I have no idea what the particular provisions of this bill are, nor what the reasons are which have delayed the final signing which would make it effective, but I have learned from long experience that there are always reasons. No matter how much I may be interested in some particular case, there are invariably a great many cases which make further consideration necessary for one reason or another.
So, "Judy Grady," whoever you may be, I'll mention the case you are interested in to the President, but I doubt if it is "obstinacy" on his part which is holding up the final decision. I hope your "womanly spleen" won't lead you into a course of action which will defeat the things you really care about. You happen to be annoyed over a serious situation which must, however, in the long run be considered from the point of view of "the many" rather than from the point of view of "the one."
I wonder if my readers know of the new radio program which begins on Sunday, September 21st, on the NBC Red Network, from 12:30 to 1:00 p.m.
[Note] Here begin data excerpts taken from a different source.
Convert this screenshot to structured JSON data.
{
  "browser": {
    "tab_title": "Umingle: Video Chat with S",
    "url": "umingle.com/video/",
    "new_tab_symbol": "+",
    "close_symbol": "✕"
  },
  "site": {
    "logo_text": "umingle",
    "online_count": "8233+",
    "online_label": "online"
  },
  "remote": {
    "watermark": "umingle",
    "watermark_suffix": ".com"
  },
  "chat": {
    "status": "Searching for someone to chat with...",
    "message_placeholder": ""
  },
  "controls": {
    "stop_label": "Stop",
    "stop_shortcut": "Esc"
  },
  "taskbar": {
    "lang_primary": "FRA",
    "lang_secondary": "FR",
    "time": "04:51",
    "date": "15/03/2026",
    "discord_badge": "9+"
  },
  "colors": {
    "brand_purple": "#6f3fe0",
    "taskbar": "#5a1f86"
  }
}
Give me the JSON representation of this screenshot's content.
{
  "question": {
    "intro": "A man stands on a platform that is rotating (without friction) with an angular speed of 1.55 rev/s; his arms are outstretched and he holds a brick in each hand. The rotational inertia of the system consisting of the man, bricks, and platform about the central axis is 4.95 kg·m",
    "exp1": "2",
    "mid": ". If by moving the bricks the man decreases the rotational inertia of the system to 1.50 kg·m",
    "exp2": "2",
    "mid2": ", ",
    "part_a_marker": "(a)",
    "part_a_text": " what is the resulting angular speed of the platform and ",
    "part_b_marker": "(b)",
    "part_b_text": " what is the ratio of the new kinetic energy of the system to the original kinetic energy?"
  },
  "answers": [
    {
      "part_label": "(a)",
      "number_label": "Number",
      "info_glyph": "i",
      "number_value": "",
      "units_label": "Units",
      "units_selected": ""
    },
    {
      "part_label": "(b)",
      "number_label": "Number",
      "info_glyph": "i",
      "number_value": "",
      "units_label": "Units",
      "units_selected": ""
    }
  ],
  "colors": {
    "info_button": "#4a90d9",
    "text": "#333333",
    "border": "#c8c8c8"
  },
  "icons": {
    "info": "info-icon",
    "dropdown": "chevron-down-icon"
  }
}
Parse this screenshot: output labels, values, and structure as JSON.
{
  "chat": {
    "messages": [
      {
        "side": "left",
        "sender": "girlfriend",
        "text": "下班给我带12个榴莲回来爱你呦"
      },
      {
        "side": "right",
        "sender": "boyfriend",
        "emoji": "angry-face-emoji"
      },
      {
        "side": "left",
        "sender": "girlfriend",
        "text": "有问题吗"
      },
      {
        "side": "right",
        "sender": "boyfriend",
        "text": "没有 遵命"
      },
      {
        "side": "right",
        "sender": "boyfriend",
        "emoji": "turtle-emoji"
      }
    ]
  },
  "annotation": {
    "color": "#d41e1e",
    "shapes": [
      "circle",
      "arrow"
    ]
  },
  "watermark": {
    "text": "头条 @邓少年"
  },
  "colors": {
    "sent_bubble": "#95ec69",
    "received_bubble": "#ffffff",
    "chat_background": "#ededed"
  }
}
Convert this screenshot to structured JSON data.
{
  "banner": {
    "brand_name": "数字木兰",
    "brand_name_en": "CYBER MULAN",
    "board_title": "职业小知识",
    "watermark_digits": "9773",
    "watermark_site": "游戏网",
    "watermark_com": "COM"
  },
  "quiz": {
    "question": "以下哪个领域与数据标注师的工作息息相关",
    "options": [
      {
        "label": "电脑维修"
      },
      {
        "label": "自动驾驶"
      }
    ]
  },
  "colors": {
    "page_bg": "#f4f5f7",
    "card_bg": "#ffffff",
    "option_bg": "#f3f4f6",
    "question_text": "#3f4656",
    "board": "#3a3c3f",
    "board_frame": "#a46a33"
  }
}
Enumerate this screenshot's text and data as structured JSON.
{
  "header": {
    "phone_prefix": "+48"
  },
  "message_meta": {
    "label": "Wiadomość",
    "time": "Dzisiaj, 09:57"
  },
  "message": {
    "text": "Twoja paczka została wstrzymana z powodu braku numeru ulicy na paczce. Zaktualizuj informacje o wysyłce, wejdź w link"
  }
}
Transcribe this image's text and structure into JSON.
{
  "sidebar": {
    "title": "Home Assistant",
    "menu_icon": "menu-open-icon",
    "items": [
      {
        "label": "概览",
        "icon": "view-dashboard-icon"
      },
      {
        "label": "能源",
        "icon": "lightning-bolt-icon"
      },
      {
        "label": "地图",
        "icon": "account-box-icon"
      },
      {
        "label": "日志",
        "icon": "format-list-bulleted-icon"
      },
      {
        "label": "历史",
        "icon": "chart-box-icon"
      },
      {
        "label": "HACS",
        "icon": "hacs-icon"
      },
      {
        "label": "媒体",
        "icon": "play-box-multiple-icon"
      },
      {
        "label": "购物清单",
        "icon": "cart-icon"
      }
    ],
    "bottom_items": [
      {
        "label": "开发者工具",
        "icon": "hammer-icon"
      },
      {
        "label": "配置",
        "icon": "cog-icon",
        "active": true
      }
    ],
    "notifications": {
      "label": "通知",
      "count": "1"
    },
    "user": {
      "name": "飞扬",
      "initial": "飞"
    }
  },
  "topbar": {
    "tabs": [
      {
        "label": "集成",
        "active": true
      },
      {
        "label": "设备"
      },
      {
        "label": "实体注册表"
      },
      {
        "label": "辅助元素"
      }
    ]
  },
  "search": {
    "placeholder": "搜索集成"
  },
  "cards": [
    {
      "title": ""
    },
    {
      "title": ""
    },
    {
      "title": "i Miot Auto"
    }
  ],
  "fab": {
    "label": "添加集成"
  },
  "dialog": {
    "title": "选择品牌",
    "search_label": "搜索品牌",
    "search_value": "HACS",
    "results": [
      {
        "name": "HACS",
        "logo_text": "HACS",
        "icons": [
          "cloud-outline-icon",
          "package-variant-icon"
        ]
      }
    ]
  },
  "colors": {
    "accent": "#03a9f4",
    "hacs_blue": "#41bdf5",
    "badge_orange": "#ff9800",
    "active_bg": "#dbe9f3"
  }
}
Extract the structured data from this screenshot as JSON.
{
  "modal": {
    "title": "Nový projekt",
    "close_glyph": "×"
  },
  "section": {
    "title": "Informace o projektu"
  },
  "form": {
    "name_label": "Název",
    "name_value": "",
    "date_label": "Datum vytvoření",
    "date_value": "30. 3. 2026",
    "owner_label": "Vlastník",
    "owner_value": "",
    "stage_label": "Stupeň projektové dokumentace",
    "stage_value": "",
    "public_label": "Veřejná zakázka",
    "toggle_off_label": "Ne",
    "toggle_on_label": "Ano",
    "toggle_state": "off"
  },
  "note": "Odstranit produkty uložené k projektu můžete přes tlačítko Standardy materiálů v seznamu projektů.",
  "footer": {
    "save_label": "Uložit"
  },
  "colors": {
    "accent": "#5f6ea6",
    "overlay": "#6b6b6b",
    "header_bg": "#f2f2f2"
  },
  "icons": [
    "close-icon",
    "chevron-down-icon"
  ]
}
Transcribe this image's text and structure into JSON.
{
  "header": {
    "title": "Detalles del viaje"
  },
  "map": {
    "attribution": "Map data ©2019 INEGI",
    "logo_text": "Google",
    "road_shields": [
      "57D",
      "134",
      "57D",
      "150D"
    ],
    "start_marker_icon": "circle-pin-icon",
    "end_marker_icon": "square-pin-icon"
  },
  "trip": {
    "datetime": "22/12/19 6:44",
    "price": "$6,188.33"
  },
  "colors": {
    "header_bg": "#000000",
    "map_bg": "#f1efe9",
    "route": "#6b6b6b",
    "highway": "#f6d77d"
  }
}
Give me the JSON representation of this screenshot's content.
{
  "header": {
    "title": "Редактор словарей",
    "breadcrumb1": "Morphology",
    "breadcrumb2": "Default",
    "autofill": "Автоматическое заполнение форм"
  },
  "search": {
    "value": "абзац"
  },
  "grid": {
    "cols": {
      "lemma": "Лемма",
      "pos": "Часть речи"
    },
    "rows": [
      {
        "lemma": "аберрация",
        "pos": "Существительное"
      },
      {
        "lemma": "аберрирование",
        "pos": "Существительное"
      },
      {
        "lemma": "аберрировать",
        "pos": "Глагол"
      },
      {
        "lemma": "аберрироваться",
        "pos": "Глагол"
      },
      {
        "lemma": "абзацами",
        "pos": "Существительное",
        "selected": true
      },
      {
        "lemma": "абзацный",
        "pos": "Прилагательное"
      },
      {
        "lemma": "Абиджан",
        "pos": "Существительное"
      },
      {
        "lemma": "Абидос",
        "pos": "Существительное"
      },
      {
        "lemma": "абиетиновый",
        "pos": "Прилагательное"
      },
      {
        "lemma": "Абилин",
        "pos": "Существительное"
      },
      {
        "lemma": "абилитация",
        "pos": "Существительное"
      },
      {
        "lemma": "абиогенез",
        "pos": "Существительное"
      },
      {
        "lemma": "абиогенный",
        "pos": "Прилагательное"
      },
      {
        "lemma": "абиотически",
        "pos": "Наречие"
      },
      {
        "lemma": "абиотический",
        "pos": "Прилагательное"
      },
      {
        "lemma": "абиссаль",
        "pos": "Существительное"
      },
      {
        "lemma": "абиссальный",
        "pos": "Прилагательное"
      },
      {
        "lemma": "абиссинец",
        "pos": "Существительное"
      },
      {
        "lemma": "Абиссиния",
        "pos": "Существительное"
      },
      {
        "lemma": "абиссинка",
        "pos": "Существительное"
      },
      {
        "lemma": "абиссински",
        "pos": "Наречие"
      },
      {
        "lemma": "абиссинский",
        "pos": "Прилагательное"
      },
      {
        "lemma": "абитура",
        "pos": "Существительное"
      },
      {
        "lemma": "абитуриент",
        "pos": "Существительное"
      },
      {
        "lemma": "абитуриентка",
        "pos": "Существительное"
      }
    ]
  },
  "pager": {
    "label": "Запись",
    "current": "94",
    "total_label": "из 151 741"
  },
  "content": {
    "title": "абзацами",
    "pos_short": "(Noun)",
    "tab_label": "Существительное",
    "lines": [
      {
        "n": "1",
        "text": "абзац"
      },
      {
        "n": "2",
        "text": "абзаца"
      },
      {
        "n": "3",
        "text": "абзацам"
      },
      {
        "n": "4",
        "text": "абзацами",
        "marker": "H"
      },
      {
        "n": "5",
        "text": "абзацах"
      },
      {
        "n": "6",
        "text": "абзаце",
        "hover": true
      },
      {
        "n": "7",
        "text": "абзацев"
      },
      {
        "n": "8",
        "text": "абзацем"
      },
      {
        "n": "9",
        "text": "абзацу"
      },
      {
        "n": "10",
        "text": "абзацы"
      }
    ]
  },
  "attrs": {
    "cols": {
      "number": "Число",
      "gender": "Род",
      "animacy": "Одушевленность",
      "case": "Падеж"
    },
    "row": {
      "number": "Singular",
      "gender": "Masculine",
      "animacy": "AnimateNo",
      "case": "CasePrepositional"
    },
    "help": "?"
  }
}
Eastern Daylight Saving Time. This broadcast is announced by Dr. John W. Studebaker, U. S. Commissioner of Education, under whose auspices it has been arranged. There are to be six educational radio programs, under the title of :"Freedom's People." These are sponsored by a special committee with which the U. S. Office of Education cooperates. Dr. Studebaker says:
"Never more than now is national unity an absolute essential. The double purpose of 'Freedom's People' is to show America the ability and aspirations of its Negro population, and to spur Negroes, themselves, to greater service by examples of their work."
The first broadcast will show what Negroes have done in American music, and at intervals of about a month, the five other programs will follow.
I hope that many people will listen to these broadcasts, for the more we know about each other and about our contributions to the good things in our country, the less we shall be liable to fall a victim to that most pernicious thing called: "racial and religious prejudice."